Es gießt Bindfäden in Obersaxen im Kanton Graubünden. "Das ist nicht normal", schnaubt Gastwirt Caduff, "Wir haben hier sonst nur seichten Regen." Normal ist auch nicht, dass ein Wirt seine Gäste persönlich heimfährt, aber der letzte Postbus ist lange weg und Taxis sucht man in Obersaxen vergeblich. Im Winter, wenn die meisten Gäste kommen, verkehrt am Wochenende ein Bus zwischen Restaurants, Hotels und Ferienwohnungen. Im Sommer dagegen haben die Gäste in der Regel ein eigenes Fahrzeug dabei, um zwischen Golfplatz, Badesee und den Berggasthöfen hin- und herzupendeln. Und manche wandern auch gerne ein paar Kilometer - sofern es nicht gerade in Strömen regnet.

Das nächtliche Unwetter scheint den Motorradfahrern nichts anzuhaben, die meinen unfreiwilligen Chauffeur und mich rasant überholen. Wo wollen die jetzt noch hin, frage ich mich. Die Antwort gibt ein Plakat in dem Hotel Central, das mich beherbergt: "Obersaxen Hill Climbing European Championcup" lese ich und wundere mich ein wenig. Das Tourismusbüro hatte von einem Wanderparadies gesprochen, von einer grandiosen Naturlandschaft und einem neuen Kulturwanderweg, dem Walserweg, der in der Siedlung Miraniga beginnt.

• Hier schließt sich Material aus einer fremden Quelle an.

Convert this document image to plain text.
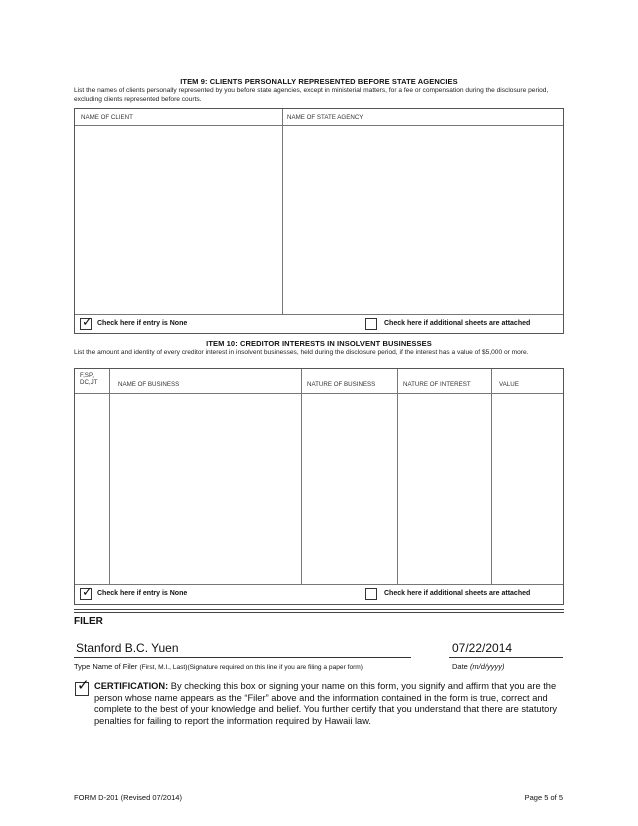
ITEM 9: CLIENTS PERSONALLY REPRESENTED BEFORE STATE AGENCIES
List the names of clients personally represented by you before state agencies, except in ministerial matters, for a fee or compensation during the disclosure period, excluding clients represented before courts.
NAME OF CLIENT	NAME OF STATE AGENCY
✓ Check here if entry is None	Check here if additional sheets are attached
ITEM 10: CREDITOR INTERESTS IN INSOLVENT BUSINESSES
List the amount and identity of every creditor interest in insolvent businesses, held during the disclosure period, if the interest has a value of $5,000 or more.
F,SP,
DC,JT	NAME OF BUSINESS	NATURE OF BUSINESS	NATURE OF INTEREST	VALUE
✓ Check here if entry is None	Check here if additional sheets are attached
FILER
Stanford B.C. Yuen	07/22/2014
Type Name of Filer (First, M.I., Last)(Signature required on this line if you are filing a paper form)	Date (m/d/yyyy)
✓ CERTIFICATION: By checking this box or signing your name on this form, you signify and affirm that you are the person whose name appears as the “Filer” above and the information contained in the form is true, correct and complete to the best of your knowledge and belief. You further certify that you understand that there are statutory penalties for failing to report the information required by Hawaii law.
FORM D-201 (Revised 07/2014)	Page 5 of 5
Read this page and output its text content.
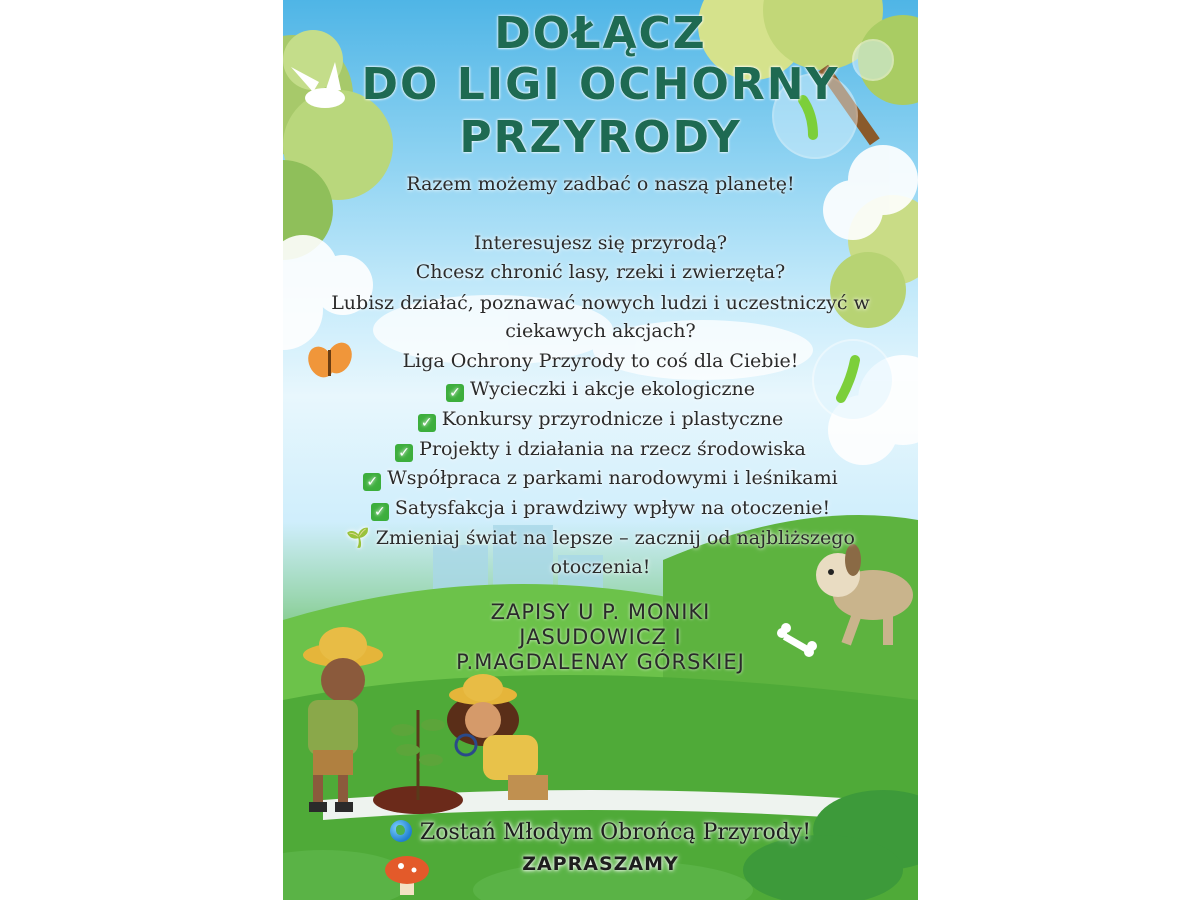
DOŁĄCZ
DO LIGI OCHORNY
PRZYRODY
Razem możemy zadbać o naszą planetę!
Interesujesz się przyrodą?
Chcesz chronić lasy, rzeki i zwierzęta?
Lubisz działać, poznawać nowych ludzi i uczestniczyć w
ciekawych akcjach?
Liga Ochrony Przyrody to coś dla Ciebie!
✓ Wycieczki i akcje ekologiczne
✓ Konkursy przyrodnicze i plastyczne
✓ Projekty i działania na rzecz środowiska
✓ Współpraca z parkami narodowymi i leśnikami
✓ Satysfakcja i prawdziwy wpływ na otoczenie!
🌱 Zmieniaj świat na lepsze – zacznij od najbliższego
otoczenia!
ZAPISY U P. MONIKI
JASUDOWICZ I
P.MAGDALENAY GÓRSKIEJ
Zostań Młodym Obrońcą Przyrody!
ZAPRASZAMY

Genau da, wo morgen die Fahrer ihre getunten Maschinen den Berg hochjagen werden.

Gastwirt Caduff hat mir eine Menge Knoblauch ins leckere Bündner Essen getan. Aber es hilft nichts. Das hält die bösen Geister nicht fern. Sie fauchen, jaulen und blenden ins Hotelgemäuer. Entnervt reiße ich die Vorhänge auf, was in aller Welt ist das? Es ist erst ein fernes Brummen, dann ein Aufheulen, ein erstes Licht an der Kurve vor dem Hotel, dann ein weiteres: Wie an einer Lichterkette aufgezogen, jagen schwarze Reiter die Anhöhe hinunter, sie fauchen und feixen sich etwas auf die Nachtruhe, rattern im Dunkeln der pitschnassen Nacht dumpf und bedrohlich davon.

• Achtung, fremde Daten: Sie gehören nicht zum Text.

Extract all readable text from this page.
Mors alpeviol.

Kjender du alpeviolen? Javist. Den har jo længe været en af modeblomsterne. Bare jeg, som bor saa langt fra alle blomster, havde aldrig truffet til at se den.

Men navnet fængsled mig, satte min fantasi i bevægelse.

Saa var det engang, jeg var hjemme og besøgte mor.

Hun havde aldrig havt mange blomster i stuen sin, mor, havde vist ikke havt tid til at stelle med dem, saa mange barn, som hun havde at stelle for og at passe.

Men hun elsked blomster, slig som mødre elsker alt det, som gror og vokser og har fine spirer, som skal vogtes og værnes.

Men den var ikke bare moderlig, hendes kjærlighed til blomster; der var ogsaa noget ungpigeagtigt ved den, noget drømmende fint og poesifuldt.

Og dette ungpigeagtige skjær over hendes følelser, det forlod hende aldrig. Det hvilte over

Ruhe ist, wenn der Lärm nachlässt. Ich stelle mir vor, dass die Truppe jetzt einen Ort weiter in Miraniga eingetroffen ist, sich nass und erschöpft zur Ruhe begibt, zur Vorbereitung auf das große Rennen morgen. Ich lege mich wieder hin, bis eine gefühlte Minute später erneut das ferne Grollen ertönt. Sie kommen wieder, immer wieder, drehen ihre Runden, drehen durch, machen sich einen Spaß. "Wie ein Aufzug von Panzern", bestätigt eine Wanderurlauberin die nächtlichen Erscheinungen. Wie lautet noch der Slogan der Motorsportler: "Steil ist geil." "Still ruht der Hill" wäre mir lieber.